Yemen is under immense pressure to find those responsible for planting two explosive devices found in air cargo destined for the US late last week.
Al-Awlaki on trial
In a sign that it is taking tougher measures to crack down on what it sees as radical elements, Yemen put Anwar al-Awlaki, a US-born Islamic cleric on trial in absentia on Tuesday, accusing him and two others of plotting to kill foreigners.
The charges against al-Awlaki came as part of a trial against another man, Hisham Assem, who has been accused of killing a Frenchman in October.
Assem, 19, was present in court, but al-Awlaki and a third suspect, Osman al-Awlaki, were charged in absentia. The hearing was held amid tight security at a courthouse in Sanaa, the capital.

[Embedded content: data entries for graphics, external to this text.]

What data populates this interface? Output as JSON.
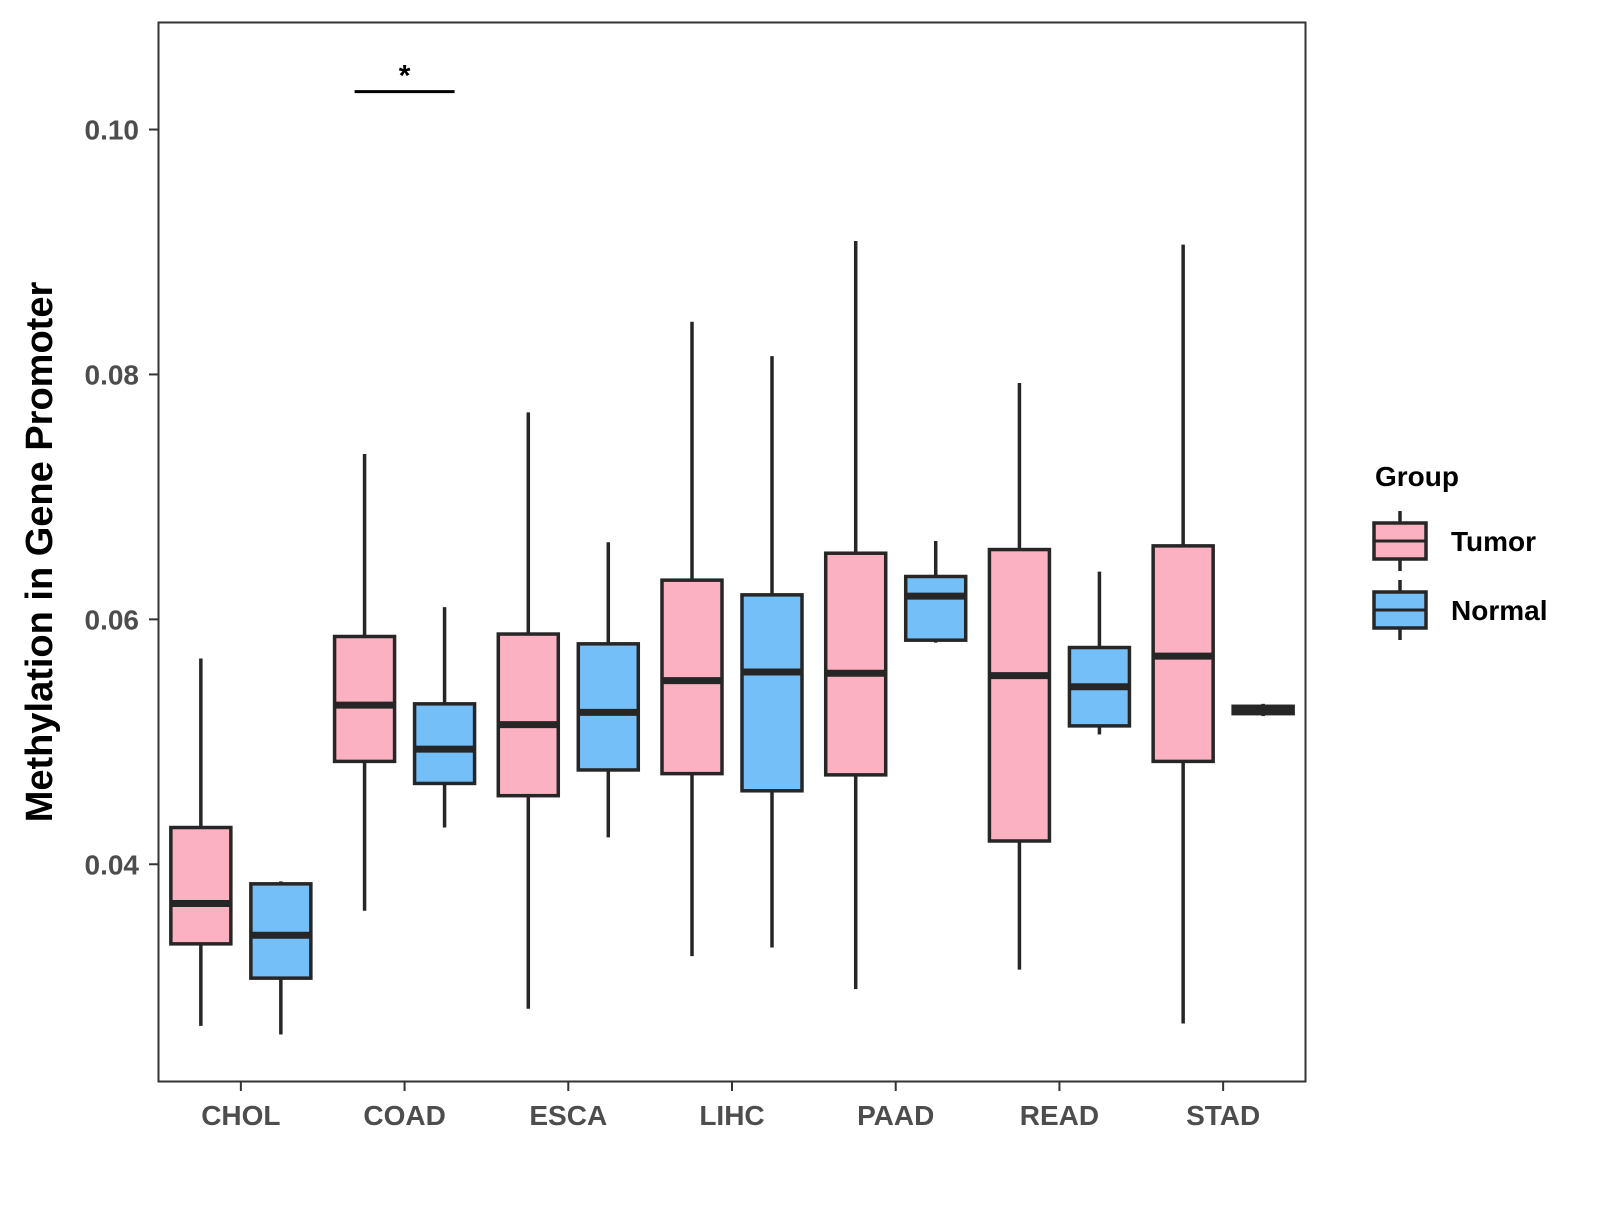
{
  "chart_data": {
    "type": "boxplot",
    "title": "",
    "xlabel": "",
    "ylabel": "Methylation in Gene Promoter",
    "ylim": [
      0.0223,
      0.1087
    ],
    "yticks": [
      0.04,
      0.06,
      0.08,
      0.1
    ],
    "ytick_labels": [
      "0.04",
      "0.06",
      "0.08",
      "0.10"
    ],
    "grid": false,
    "categories": [
      "CHOL",
      "COAD",
      "ESCA",
      "LIHC",
      "PAAD",
      "READ",
      "STAD"
    ],
    "legend": {
      "title": "Group",
      "position": "right",
      "entries": [
        {
          "key": "Tumor",
          "label": "Tumor",
          "color": "#FBB1C2"
        },
        {
          "key": "Normal",
          "label": "Normal",
          "color": "#75BFF8"
        }
      ]
    },
    "series": [
      {
        "name": "Tumor",
        "color": "#FBB1C2",
        "boxes": [
          {
            "category": "CHOL",
            "min": 0.0268,
            "q1": 0.0335,
            "median": 0.0368,
            "q3": 0.043,
            "max": 0.0568
          },
          {
            "category": "COAD",
            "min": 0.0362,
            "q1": 0.0484,
            "median": 0.053,
            "q3": 0.0586,
            "max": 0.0735
          },
          {
            "category": "ESCA",
            "min": 0.0282,
            "q1": 0.0456,
            "median": 0.0514,
            "q3": 0.0588,
            "max": 0.0769
          },
          {
            "category": "LIHC",
            "min": 0.0325,
            "q1": 0.0474,
            "median": 0.055,
            "q3": 0.0632,
            "max": 0.0843
          },
          {
            "category": "PAAD",
            "min": 0.0298,
            "q1": 0.0473,
            "median": 0.0556,
            "q3": 0.0654,
            "max": 0.0909
          },
          {
            "category": "READ",
            "min": 0.0314,
            "q1": 0.0419,
            "median": 0.0554,
            "q3": 0.0657,
            "max": 0.0793
          },
          {
            "category": "STAD",
            "min": 0.027,
            "q1": 0.0484,
            "median": 0.057,
            "q3": 0.066,
            "max": 0.0906
          }
        ]
      },
      {
        "name": "Normal",
        "color": "#75BFF8",
        "boxes": [
          {
            "category": "CHOL",
            "min": 0.0261,
            "q1": 0.0307,
            "median": 0.0342,
            "q3": 0.0384,
            "max": 0.0386
          },
          {
            "category": "COAD",
            "min": 0.043,
            "q1": 0.0466,
            "median": 0.0494,
            "q3": 0.0531,
            "max": 0.061
          },
          {
            "category": "ESCA",
            "min": 0.0422,
            "q1": 0.0477,
            "median": 0.0524,
            "q3": 0.058,
            "max": 0.0663
          },
          {
            "category": "LIHC",
            "min": 0.0332,
            "q1": 0.046,
            "median": 0.0557,
            "q3": 0.062,
            "max": 0.0815
          },
          {
            "category": "PAAD",
            "min": 0.0581,
            "q1": 0.0583,
            "median": 0.0619,
            "q3": 0.0635,
            "max": 0.0664
          },
          {
            "category": "READ",
            "min": 0.0506,
            "q1": 0.0513,
            "median": 0.0545,
            "q3": 0.0577,
            "max": 0.0639
          },
          {
            "category": "STAD",
            "min": 0.0521,
            "q1": 0.0523,
            "median": 0.0527,
            "q3": 0.0529,
            "max": 0.0531
          }
        ]
      }
    ],
    "annotations": [
      {
        "category": "COAD",
        "label": "*",
        "y": 0.1031
      }
    ]
  }
}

Al-Awlaki, a Yemen-based cleric, has previously been linked by US investigators to an army psychiatrist accused of last year's killings at a base in Frot Hood, Texas.
They also say he helped prepare Umar Farouk Abdulmutallab, a Nigerian accused in the Christmas airline bombing attempt, and that he had links to the failed Times Square bombing.
Governments around the world have tightened security surrounding freight coming from Yemen after two parcel bombs, addressed to synagogues in Chicago, were discovered at a UK airport and in a cargo terminal in Dubai on Friday.
Qatar Airways said the Dubai parcel had been transported on two of its passenger planes from Sanaa via Doha.
Britain banned unaccompanied cargo freight to the UK from Yemen and Somalia, the Netherlands and Canada suspended all cargo flights from Yemen, and France and the US banned air freight from Yemen in response to the plot.
Germany also extended its ban on cargo aircraft from Yemen to include passenger flights, sparking shock from Yemen which described the decision as a "mass punishment".
An official said that such a "rushed and exaggerated reaction to suspicious packages will harm Yemen's efforts in combating terrorism and serves no one but al-Qaeda terrorists who always sought to ... hurt Yemen's interests".
The International Air Transport Association (Iata) has warned against knee-jerk reactions to the incident, saying governments must not make rash moves to improve air security.
"We have seen many cases where [solutions] have unintended consequences," Giovanni Bisignani, director general of the global airlines body said at a meeting in Frankfurt on Tuesday.
"Over the weeks and months, as governments learn more about the threat, we must continue to work together to implement appropriate solutions," he said.
Earlier, US authorities said that they knew that al-Qaeda had planned to use international cargo systems several weeks before last week's foiled plot.
Authorities are reported to have intercepted packages shipped by the group in September.
"Several weeks ago, we identified packages in transit that appeared to have a connection to al-Qaeda," a US official told Al Jazeera on Tuesday.
"We looked at them very closely, and determined they did not contain explosives. We obviously took this earlier event into account in dealing with last week's cargo threat."
The parcel, which was hidden inside a computer printer with a circuit board and mobile phone SIM card attached, was said to contain pentaerythritol trinitrate (PETN), a highly potent explosive, which is difficult to detect in security screenings.
A leading al-Qaeda fighter in Yemen who surrendered to Saudi Arabia last month provided the tip that led to the thwarting of the mail bomb plot, according to Yemeni security officials.
The officials said Jabir al-Fayfi, a Saudi who had joined al-Qaeda in Yemen, had told Saudi officials about the plan.
"The latest announcement about al-Fayfi brings to the fore two major issues," Al Jazeera's Hashem Ahelbarra, reporting from Sanaa, said.
"One, that Saudi Arabia enjoys unlimited influence and leverage in Yemen. Number two, is it shows that Saudi managed to infiltrate al-Qaeda in the Arabian Peninsula.
Ahelbarra said that this was something unheard of in the history of al-Qaeda.
"Usually, when they plan an attack, it is only a small circle of al-Qaeda that is familiar with all the details of the operation," he said.
"The Yemenis don't seem to be happy with the revelations that Saudi was the key player in tipping off the Americans."